1. De lidstaten en de Commissie onderzoeken en evalueren de wijze waarop de bij deze richtlijn ingestelde administratieve samenwerking functioneert.
2. De lidstaten delen de Commissie alle relevante gegevens mee die noodzakelijk zijn om de doeltreffendheid van de administratieve samenwerking overeenkomstig deze richtlijn ter bestrijding van belastingontduiking en belastingontwijking te kunnen evalueren.

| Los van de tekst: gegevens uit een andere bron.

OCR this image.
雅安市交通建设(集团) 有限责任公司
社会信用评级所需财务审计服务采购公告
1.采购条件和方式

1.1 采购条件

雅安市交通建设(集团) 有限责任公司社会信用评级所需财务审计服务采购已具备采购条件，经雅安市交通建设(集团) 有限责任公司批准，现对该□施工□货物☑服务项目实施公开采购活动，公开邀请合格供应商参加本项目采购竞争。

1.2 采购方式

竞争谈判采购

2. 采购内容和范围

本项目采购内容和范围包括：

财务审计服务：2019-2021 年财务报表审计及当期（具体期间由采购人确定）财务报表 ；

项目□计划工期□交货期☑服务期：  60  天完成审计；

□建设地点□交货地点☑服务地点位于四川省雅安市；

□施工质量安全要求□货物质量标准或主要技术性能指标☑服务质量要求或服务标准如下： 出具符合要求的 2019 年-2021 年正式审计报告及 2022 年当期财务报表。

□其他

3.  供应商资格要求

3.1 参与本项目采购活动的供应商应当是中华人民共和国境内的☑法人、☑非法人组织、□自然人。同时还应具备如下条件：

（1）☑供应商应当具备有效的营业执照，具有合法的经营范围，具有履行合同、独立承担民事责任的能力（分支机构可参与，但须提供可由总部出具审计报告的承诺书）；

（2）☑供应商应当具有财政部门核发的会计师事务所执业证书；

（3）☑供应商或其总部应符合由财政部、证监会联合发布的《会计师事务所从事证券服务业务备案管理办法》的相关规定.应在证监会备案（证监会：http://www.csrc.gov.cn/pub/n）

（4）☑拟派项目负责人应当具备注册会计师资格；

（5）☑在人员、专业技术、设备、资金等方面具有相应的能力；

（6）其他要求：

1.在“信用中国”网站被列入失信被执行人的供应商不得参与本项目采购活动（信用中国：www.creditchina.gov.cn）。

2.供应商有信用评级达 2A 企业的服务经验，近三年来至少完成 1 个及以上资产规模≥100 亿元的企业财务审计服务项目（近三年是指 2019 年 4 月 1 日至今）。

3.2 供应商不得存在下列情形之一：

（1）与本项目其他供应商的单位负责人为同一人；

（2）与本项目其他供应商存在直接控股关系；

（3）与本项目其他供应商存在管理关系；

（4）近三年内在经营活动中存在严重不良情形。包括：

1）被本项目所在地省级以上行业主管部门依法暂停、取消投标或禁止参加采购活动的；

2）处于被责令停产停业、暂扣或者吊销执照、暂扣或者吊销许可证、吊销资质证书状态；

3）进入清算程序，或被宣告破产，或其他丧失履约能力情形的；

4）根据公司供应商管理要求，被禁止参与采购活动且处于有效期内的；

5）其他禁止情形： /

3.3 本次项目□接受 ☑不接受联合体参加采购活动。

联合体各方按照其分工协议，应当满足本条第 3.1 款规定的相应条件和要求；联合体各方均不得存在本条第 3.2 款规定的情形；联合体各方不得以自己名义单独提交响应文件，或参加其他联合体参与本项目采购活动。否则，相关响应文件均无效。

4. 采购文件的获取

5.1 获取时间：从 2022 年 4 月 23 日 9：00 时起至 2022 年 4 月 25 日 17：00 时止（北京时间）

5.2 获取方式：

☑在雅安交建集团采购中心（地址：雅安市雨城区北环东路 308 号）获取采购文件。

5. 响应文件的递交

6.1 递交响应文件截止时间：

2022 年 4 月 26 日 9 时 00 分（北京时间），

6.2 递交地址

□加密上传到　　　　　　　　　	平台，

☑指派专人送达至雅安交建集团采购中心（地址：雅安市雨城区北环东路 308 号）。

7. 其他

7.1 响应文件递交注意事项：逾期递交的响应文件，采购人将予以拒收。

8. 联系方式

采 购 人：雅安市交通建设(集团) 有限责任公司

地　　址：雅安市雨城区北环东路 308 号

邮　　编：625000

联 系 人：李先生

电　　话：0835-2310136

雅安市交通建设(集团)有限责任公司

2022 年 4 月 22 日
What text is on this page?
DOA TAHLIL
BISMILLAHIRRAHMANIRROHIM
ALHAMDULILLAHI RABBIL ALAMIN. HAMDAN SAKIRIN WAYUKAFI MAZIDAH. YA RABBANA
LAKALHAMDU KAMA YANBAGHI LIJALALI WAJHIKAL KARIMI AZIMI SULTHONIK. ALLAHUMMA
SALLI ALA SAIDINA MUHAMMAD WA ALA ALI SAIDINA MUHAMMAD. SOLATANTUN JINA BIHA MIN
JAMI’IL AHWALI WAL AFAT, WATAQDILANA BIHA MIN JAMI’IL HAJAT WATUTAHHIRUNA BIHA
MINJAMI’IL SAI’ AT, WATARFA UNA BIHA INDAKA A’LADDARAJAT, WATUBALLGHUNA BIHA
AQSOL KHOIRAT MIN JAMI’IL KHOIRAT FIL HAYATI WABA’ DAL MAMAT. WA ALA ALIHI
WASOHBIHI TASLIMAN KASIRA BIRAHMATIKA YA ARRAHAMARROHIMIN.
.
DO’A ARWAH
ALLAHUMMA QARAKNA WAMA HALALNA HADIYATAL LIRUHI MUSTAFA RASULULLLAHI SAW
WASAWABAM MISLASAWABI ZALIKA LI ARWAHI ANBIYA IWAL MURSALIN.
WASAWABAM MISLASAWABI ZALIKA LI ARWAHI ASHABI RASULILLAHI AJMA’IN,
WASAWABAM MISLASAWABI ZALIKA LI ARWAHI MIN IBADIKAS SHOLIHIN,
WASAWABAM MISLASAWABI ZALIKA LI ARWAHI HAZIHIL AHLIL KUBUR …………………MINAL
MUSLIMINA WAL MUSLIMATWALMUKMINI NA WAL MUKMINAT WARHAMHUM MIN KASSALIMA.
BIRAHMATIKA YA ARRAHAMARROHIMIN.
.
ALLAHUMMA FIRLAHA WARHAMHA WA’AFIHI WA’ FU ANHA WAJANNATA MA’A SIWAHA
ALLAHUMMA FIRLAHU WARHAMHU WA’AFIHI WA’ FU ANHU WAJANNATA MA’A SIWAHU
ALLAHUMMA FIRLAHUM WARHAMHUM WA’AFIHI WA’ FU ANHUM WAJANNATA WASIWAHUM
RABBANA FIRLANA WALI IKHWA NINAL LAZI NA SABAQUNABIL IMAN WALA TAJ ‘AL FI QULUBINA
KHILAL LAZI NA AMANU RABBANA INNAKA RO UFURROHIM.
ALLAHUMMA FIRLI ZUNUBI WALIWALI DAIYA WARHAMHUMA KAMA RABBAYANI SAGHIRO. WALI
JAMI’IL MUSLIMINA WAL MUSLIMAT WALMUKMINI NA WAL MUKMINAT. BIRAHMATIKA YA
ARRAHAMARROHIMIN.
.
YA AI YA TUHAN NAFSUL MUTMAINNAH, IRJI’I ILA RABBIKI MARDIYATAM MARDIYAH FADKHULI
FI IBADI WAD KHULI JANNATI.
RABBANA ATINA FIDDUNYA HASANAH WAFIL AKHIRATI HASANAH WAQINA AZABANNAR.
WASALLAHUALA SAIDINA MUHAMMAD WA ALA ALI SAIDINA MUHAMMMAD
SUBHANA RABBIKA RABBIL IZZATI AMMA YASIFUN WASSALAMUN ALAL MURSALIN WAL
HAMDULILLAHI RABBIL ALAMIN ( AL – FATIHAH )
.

3. De lidstaten doen de Commissie een jaarlijkse beoordeling toekomen van de doeltreffendheid van de in de artikelen 8, 8 bis, 8 bis bis en 8 bis ter bedoelde automatische inlichtingenuitwisseling en de daarmee bereikte resultaten. De Commissie stelt aan de hand van uitvoeringshandelingen de vorm en wijze van mededeling van deze jaarlijkse beoordeling vast. Die uitvoeringshandelingen worden volgens de in artikel 26, lid 2, bedoelde procedure vastgesteld.
4. De Commissie stelt volgens de in artikel 26, lid 2, bedoelde procedure een lijst van statistische gegevens vast die door de lidstaten moeten worden verstrekt voor de evaluatie van deze richtlijn.